75. rocznica śmierci prezydenta Poznania Mikołaja Kiedacza
Prezydent Poznania Ryszard Grobelny: "Akcja Zapal Znicz Pamięci uświadomiła nam, że pamięć o prezydencie Mikołaju Kiedaczu przez lata bardzo się zatarła, a tragiczna śmierć z rąk niemieckich oprawców, że do dziś ma On swojej mogiły. Nie mamy nawet symbolicznego grobu prezydenta, który do końca był wierny ojczyźnie i zginął tragicznie na początku II wojny światowej. W tym roku jednak oddamy godny hołd prezydentowi Kiedaczowi".
W 75 rocznicę śmierci Mikołaja Kiedacza w Forcie VII prezydent Poznania Ryszard Grobelny w asyście 15. Pułku Ułanów Poznańskich złożył kwiaty i zapalił symboliczny znicz pod "ścianą śmierci". W listopadzie tego roku uroczyście odsłonimy tablicę pamiątkową na Cmentarzu Zasłużonych Wielkopolan, upamiętniającą prezydenta.
Mikołaj Kiedacz urodził się 9 września 1879. Był członkiem Towarzystwa Miłośników Miasta Poznania, doktorem prawa, działaczem społeczno-politycznym i niepodległościowym. Tak mówił w czasie sesji Rady Miasta Poznania kiedy odchodził na emeryturę:
"Z pracy przedwojennej wyniosłem zasadę, że celem administracji publicznej jest dobro i pożytek obywateli i, że w mieście i państwie dopiero wtedy jest dobrze, gdy tylko o tem w każdem poczynaniu się pamięta, a nie powodzeniu lub zadowoleniu rządzących.
(...)
Przez wybór swój dała mi świetna Rada możność pracowania na nowym szerszym terenie u podstaw organizacji państwowej, bo w gminie, w mieście, którego nazwisko tam skąd przyszedłem, z kresów wschodnich, z czcią i szacunkiem wymawiano, wśród obywateli Poznańczyków, których u nas uważano za kwiat narodu.

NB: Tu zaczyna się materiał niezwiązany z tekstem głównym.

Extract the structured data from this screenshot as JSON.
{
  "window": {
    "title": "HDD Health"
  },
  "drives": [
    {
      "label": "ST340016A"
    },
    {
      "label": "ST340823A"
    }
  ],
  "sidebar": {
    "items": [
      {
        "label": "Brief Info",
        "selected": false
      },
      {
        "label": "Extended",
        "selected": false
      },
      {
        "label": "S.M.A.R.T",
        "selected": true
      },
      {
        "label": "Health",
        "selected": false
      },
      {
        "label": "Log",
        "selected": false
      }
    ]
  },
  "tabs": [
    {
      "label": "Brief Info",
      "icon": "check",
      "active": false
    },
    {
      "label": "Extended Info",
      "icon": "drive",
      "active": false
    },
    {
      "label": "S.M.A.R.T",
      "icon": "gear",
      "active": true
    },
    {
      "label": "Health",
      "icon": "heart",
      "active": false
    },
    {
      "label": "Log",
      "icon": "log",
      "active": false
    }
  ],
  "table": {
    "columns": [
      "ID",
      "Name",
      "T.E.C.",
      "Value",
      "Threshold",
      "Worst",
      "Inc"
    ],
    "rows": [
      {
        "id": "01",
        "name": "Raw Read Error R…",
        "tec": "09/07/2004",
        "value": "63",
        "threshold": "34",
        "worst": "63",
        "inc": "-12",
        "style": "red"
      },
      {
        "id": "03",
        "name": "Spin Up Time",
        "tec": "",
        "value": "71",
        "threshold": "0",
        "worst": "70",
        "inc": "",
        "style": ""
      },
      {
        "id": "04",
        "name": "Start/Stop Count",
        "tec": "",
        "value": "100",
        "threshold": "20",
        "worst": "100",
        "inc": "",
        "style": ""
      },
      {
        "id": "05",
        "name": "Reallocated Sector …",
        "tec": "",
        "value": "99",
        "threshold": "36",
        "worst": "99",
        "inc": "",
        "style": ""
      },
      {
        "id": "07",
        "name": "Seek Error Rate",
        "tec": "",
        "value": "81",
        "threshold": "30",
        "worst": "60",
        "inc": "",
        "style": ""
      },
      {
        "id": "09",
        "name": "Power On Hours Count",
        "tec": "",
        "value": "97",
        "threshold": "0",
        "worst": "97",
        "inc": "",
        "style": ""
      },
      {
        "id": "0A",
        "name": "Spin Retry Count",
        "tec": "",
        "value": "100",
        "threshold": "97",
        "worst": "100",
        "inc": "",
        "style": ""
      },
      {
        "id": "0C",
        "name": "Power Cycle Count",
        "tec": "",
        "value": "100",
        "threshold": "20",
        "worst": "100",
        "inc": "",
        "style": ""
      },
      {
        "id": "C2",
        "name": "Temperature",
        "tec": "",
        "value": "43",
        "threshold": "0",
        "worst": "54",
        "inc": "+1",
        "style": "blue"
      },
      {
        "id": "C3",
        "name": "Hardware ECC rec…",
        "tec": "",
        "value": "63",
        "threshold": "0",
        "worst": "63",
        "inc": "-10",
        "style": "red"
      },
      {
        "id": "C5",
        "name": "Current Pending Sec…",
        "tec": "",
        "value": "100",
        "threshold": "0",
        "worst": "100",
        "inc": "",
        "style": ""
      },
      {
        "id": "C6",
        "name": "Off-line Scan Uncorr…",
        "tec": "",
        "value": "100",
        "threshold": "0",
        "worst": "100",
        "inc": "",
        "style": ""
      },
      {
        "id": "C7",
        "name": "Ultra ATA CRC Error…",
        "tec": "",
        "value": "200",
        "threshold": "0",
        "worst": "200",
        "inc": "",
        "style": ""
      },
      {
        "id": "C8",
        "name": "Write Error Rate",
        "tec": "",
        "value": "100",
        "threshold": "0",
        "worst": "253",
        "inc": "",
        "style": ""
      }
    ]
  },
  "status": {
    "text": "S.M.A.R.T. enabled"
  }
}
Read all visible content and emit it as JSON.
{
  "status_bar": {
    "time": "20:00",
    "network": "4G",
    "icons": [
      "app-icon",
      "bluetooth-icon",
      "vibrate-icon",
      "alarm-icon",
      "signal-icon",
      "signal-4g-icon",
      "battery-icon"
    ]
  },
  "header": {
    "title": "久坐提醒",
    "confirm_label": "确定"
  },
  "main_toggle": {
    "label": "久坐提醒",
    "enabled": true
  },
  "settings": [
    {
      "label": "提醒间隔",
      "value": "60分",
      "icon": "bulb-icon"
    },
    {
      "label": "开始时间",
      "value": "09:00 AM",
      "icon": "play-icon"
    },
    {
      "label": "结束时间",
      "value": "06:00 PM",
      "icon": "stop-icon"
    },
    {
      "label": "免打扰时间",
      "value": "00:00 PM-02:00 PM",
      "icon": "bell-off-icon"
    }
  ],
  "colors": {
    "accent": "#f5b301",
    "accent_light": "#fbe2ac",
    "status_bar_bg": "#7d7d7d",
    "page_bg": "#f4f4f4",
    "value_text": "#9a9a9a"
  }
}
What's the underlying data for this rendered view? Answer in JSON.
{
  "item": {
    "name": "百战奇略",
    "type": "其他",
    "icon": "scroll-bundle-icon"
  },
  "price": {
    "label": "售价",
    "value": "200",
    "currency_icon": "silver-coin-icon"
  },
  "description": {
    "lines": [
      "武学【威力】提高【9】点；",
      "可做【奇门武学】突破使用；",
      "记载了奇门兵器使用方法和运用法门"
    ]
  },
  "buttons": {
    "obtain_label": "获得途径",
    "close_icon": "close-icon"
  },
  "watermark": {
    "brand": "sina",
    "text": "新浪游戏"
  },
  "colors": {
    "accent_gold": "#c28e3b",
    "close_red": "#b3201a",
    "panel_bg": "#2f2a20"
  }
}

Z konieczności więc także, a nie tylko z obowiązku dążyłem do tego, by zarząd polski miasta Poznania był najlepszy, by nasz samorząd miejski był wzorem w Polsce by już swojem istnieniem powstrzymywał zapędy przeciwników udziału obywateli w zarządzie miast, powiatów i kraju."
Przepisane dosłownie z 45 numeru Kuriera Poznańskiego z czwartku 20 września 1932 roku.